A series of unfortunate events

A customer of my employer Redpill Linpro was recently the target of a DDoS attack. While investigating the attack, we found a large number of HTTP requests with the User-Agent named CITRIXRECEIVER. The clients performed GET requests to multiple URLs on the customer’s web site at the rate of several thousand packets per second. The originating IP addresses were mostly Norwegian and even registered on major companies and organizations, but we also registered multiple requests from south-east Asian countries like Singapore, Thailand, and Vietnam.

DDoS icon from vectorified.com

At first we didn’t think those were a part of the ongoing DDoS attack, but the frequencies and rates were alarming. The fact that they seemed to hammer the same set of URLs over and over again was also somewhat concerning, since we’ve previously experienced similar scripted attacks from botnets of hijacked browsers running in zombie mode without the computer owner’s knowledge.

Tracking down and analyzing the requests we found that this was probably just something as simple as misconfigured Citrix clients, set to poll a defined beacon as described here. When contacting the owner of one of the more aggressive IP ranges, they confirmed that the URL of the customer’s website had indeed been configured as an “am I alive or not” connectivity check for no less than 25 000 (!) client systems, which absolutely explained the insane polling rate. Those 25 000 clients were associated with a single company – additional requests poured in from other organizations as well.

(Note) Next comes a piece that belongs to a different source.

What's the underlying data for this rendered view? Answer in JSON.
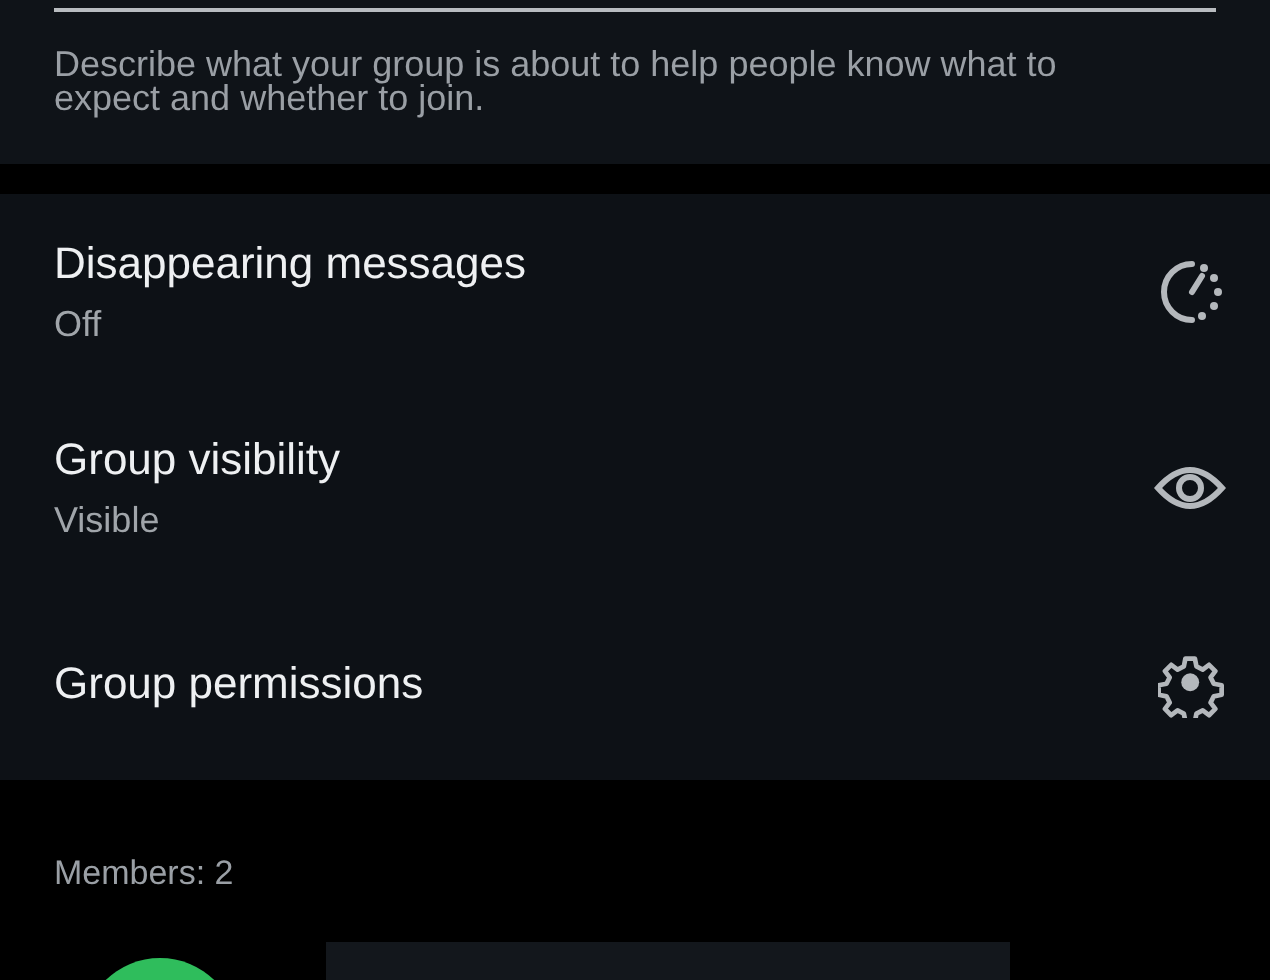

However, the poll was designed to be HEAD requests which are supposed to be non-intrusive and harmless. So why did they come across as multi-URL GET requests, causing increased load on the customer’s systems?

DDoS icon from vectorified.com

The first part of the explanation is that Varnish, which is used extensively at the customer’s web site, will by default convert a HEAD request to a GET request before responding. In many cases this makes sense, while for plain polling purposes HEAD requests are often configured to shortcut the processing and return a simple response.

The second part has to do with Varnish’ advanced capacity of Edge Side Includes (ESI), which allows a mainly static web site to include one or more dynamic components. The customer’s front page URL includes certain uncacheable, per-visitor components, so when someone accesses the front page multiple dynamic components are processed and included before returning the content.

Since HEAD requests weren’t specifically cut short, the simple and theoretically harmless beacon polling from thousands of Citrix clients turned out to have quite some impact after all.

PS: Not surprisingly, sysadmins configuring the CITRIXRECEIVER beacon polling seem to select well-known and/or short URLs for their connectivity check. Used with BBC’s web site, CITRIXRECEIVER has been reported as the second most popular User-Agent.